Using NTP 2-year carcinogenesis bioassay data as the basis for an empirical study of the properties of different PoDs for establishing human exposure guidelines to environmental agents, we found that the median risk associated with the traditional PoD for risk assessment—the NOAEL—is close to 10%. Given the type of study design covered in the analysis, this observation suggests that the application of standard UFs to the BMDL₁₀ will provide a similar level of protection, at the median, as the application of those same factors to the NOAEL, when deriving an RfD. The SNCD proposed here also appears to warrant consideration as a reference point in risk assessment because it provides an objective estimate of the lowest dose that may reasonably serve as a PoD for low-dose risk assessment. Our analysis suggests that use of extra risks < 10% may not be appropriate as default BMRs because corresponding BMDLs were generally below the SNCD. For high-quality data sets (i.e., with larger sample size and/or more information in the low-dose range), the SNCD will decrease, which reduces the extent of extrapolation necessary.
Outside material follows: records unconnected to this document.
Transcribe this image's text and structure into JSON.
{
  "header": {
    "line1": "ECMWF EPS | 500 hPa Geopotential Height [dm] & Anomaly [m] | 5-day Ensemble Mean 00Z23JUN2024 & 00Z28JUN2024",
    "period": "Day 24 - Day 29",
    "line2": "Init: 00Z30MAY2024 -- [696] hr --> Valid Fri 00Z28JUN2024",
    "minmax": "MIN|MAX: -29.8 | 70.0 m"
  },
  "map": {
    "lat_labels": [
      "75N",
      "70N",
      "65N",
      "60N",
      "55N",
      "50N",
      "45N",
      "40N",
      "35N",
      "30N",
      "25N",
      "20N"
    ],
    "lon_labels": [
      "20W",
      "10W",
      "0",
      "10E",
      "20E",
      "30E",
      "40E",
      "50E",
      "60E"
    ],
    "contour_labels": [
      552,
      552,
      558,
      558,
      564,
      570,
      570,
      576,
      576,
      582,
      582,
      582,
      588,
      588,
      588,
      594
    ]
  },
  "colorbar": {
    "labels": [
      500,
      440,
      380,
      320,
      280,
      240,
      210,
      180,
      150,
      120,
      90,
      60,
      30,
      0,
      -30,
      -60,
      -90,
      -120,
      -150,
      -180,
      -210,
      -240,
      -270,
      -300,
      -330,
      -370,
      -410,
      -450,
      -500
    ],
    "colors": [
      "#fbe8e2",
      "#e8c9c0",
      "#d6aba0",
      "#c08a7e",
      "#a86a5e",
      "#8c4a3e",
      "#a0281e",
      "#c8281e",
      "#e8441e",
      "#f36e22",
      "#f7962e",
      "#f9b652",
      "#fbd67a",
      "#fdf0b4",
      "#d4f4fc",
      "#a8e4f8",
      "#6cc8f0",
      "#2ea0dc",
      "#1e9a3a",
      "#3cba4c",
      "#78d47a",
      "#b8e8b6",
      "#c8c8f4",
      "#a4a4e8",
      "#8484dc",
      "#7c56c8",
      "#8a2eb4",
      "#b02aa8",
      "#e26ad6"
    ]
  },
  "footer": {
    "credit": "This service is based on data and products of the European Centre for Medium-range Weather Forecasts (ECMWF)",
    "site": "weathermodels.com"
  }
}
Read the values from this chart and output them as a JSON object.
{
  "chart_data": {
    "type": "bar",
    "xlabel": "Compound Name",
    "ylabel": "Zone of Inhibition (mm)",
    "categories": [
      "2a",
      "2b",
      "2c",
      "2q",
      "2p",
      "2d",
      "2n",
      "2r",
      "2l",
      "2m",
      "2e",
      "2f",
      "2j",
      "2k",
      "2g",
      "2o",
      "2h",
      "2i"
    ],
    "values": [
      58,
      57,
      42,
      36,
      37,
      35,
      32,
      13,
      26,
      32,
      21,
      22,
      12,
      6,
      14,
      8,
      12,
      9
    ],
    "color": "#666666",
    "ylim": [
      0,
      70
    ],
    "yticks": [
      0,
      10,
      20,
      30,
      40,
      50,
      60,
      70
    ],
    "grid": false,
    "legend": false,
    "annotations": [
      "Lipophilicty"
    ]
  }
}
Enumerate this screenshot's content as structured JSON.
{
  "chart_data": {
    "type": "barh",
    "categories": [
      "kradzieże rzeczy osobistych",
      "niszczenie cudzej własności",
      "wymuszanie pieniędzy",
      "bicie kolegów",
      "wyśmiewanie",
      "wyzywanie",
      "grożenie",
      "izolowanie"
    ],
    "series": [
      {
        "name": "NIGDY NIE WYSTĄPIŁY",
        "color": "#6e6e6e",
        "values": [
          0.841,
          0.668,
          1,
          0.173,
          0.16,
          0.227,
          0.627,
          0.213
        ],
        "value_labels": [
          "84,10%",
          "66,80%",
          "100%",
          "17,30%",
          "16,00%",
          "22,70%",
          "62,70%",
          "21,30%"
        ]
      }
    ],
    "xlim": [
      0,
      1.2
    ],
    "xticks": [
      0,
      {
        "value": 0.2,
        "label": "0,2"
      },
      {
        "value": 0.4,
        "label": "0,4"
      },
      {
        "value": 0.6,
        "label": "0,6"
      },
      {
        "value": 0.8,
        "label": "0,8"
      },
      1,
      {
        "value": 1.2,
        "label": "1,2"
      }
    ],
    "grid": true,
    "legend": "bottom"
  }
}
Using the default UF of 100 as a basis and noting that the median risk associated with the NOAEL is close to 10%, we suggest a target risk of 1/1,000 for derivation of an RfD from the SNCD by linear extrapolation. At the median, this approach provided the same RfD as the BMDL₁₀ divided by the default UF of 100. Although a linear extrapolation model and a target risk of 1/1,000 were used for derivation of the SNCD-based human exposure guideline, other models for low-dose extrapolation, and target risks relevant from a public health point of view, may be considered as the SNCD concept is further developed.